Dosyadan, suikasttan sonra bölgede incelemelerde bulunan TBMM İnsan Hakları Araştırma Komisyonu'na 1994´te gönderilen bir belge çıktı. Belgede terör örgütü üyesi bir zanlı yakalandığı ve Aydın suikastında bilgi sahibi olduğu yazılı idi. Ancak savcı bu ifadeye de ulaşamadı. Jandarma Komutanlığından gelen yazıda böyle bir terör örgütü mensubu olmadığı bildirildi.

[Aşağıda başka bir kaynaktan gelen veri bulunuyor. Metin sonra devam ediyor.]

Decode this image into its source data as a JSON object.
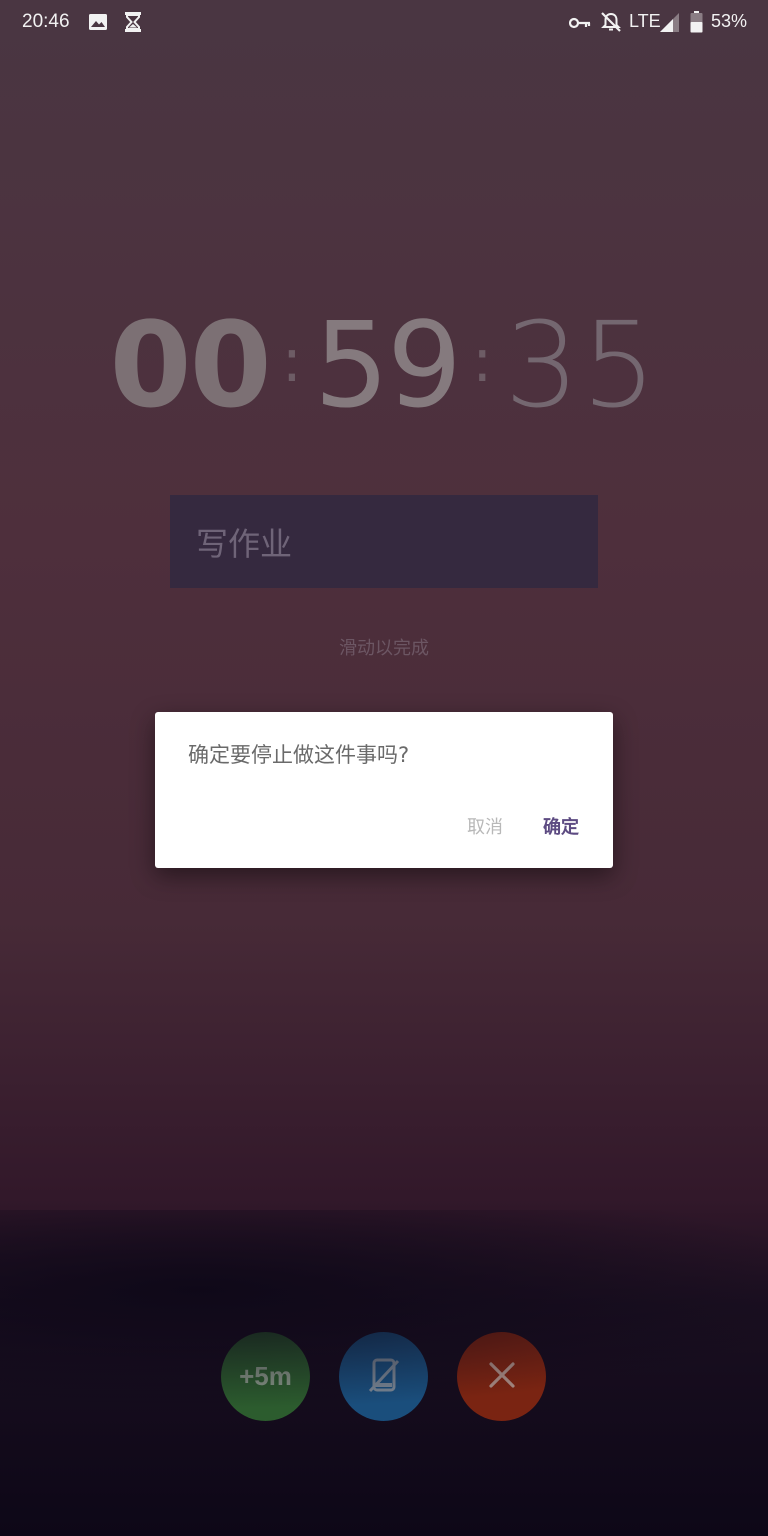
{
  "status_bar": {
    "time": "20:46",
    "network": "LTE",
    "battery": "53%",
    "left_icons": [
      "image-icon",
      "hourglass-icon"
    ],
    "right_icons": [
      "vpn-key-icon",
      "notifications-off-icon",
      "signal-icon",
      "battery-icon"
    ]
  },
  "timer": {
    "hours": "00",
    "minutes": "59",
    "seconds": "35",
    "separator": ":"
  },
  "task": {
    "name": "写作业"
  },
  "hint": "滑动以完成",
  "dialog": {
    "message": "确定要停止做这件事吗?",
    "cancel_label": "取消",
    "confirm_label": "确定",
    "confirm_color": "#5d4b82"
  },
  "actions": {
    "add_time_label": "+5m",
    "add_time_color": "#2c5c2e",
    "phone_lock_icon": "phone-lock-icon",
    "phone_lock_color": "#1a4e7c",
    "stop_icon": "close-icon",
    "stop_color": "#7a2412"
  }
}
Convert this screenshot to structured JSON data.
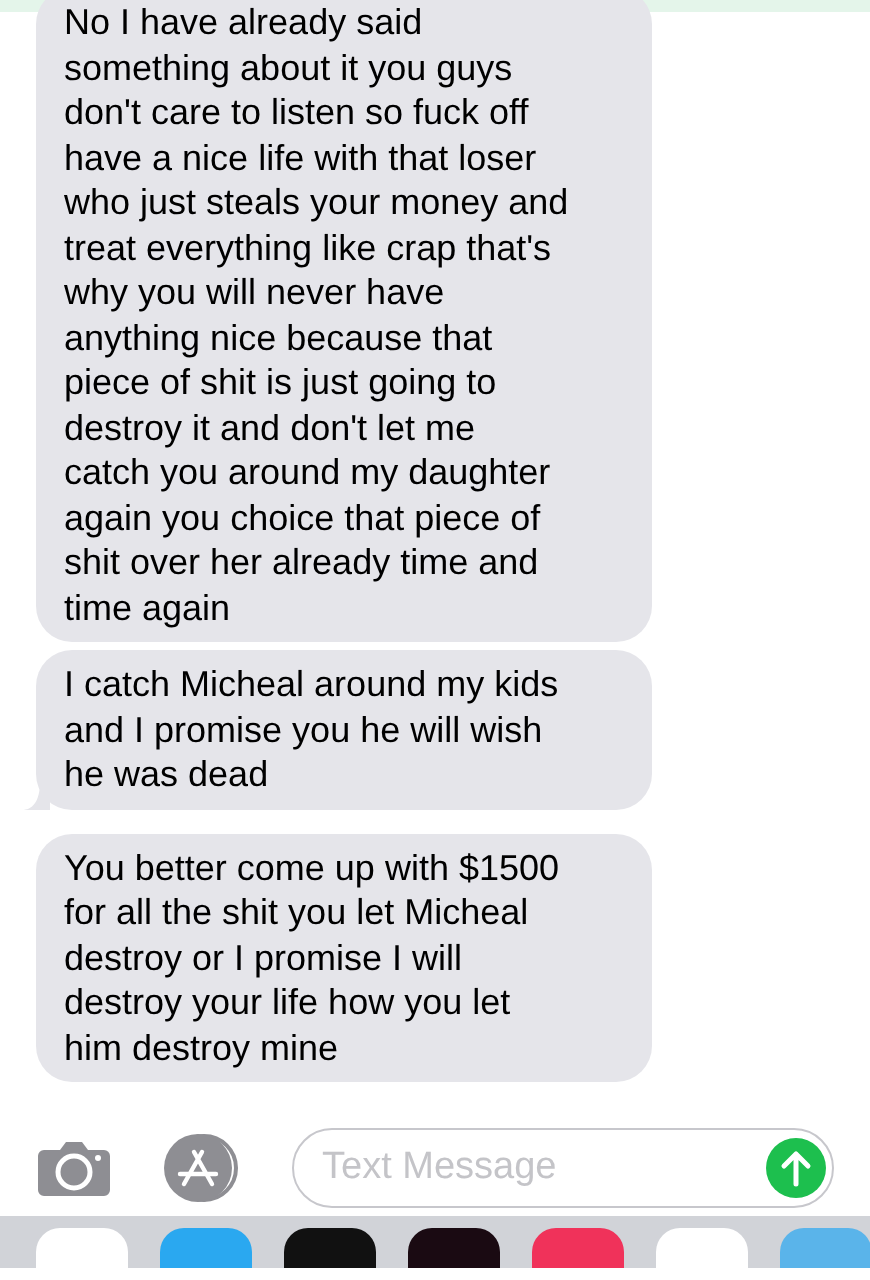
{
  "messages": [
    {
      "text": "No I have already said\nsomething about it you guys\ndon't care to listen so fuck off\nhave a nice life with that loser\nwho just steals your money and\ntreat everything like crap that's\nwhy you will never have\nanything nice because that\npiece of shit is just going to\ndestroy it and don't let me\ncatch you around my daughter\nagain you choice that piece of\nshit over her already time and\ntime again",
      "tail": false
    },
    {
      "text": "I catch Micheal around my kids\nand I promise you he will wish\nhe was dead",
      "tail": true
    },
    {
      "text": "You better come up with $1500\nfor all the shit you let Micheal\ndestroy or I promise I will\ndestroy your life how you let\nhim destroy mine",
      "tail": false
    }
  ],
  "composer": {
    "placeholder": "Text Message"
  }
}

Çatışmanın çok yoğun biçimde ve şehir içinde gün boyunca devam etmesine, 16 kişinin yaşamını yitirmesine, çok sayıda vatandaşın yaralanmasına, birçok bina ve aracın hasar görmesine karşılık, hiçbir örgüt mensubunun ölü, yaralı ya da sağ yakalanmadığı, şehir içinde yaralanan asker ve polisin bulunmadığı da kayıt altına alındı.
Savcı, hukuki deliller ile JİTEM tim komutanı olan Tünay Yanardağ’ın, kimlik bilgileri tespit edilemeyen Cemil kod adlı itirafçı ile birlikte düzenlediği duyum raporu ile maktul Bahtiyar Aydın’ın Lice’ye gitmesini sağladığı ve öldürttüğü, Albay Eşref Hatipoğlu’nun ise 14 vatandaşın ölümüne, çok sayıda kişinin de yaralanmasına sebep olan operasyonu yönettiği, onun emirleri ile ateş edilmesi sonucu ölüm ve yaralanmaların meydana geldiğini iddia etti.

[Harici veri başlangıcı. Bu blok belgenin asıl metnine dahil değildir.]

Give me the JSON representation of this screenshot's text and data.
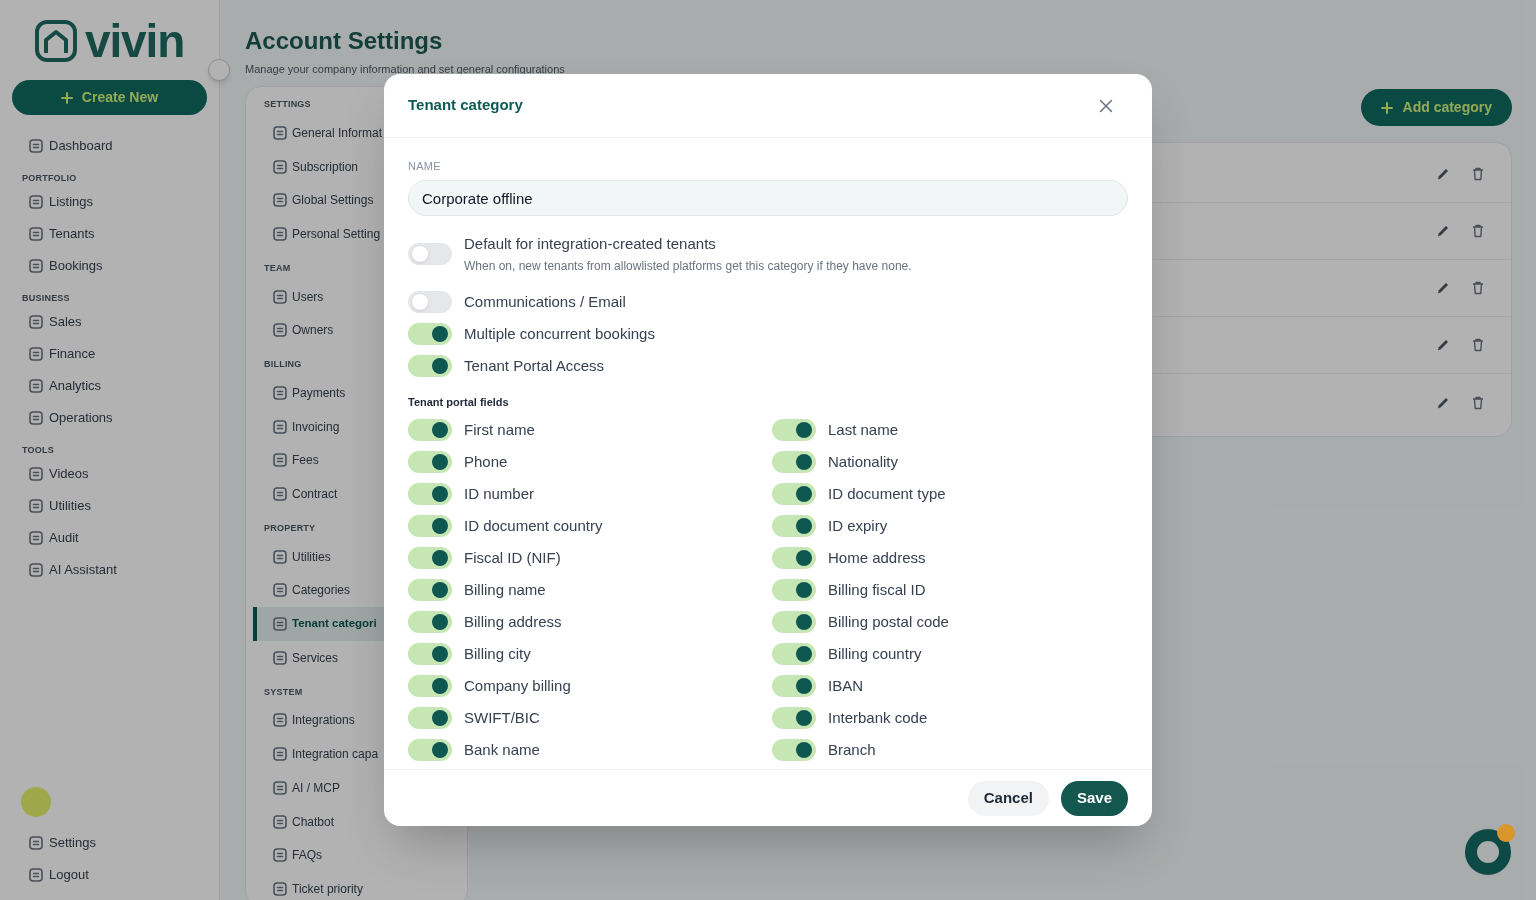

Şimdi Yargıtay C.Savcılığı, 29 yıl sonra Diyarbakır Jandarma Alay Komutanı Emekli Albay Eşref Hatipoğlu’nun beraat kararının bozulmasını istiyor.
Rahmetli Tuğgeneral Bahtiyar Aydın, Güneydoğu’da Türk ordusu tarafından yaygın olarak kullanılan yargısız şiddeti onaylamadığı ve halkla yakın ilişkileri olduğu bilinen, halk tarafından çok sevilen bir askerdi.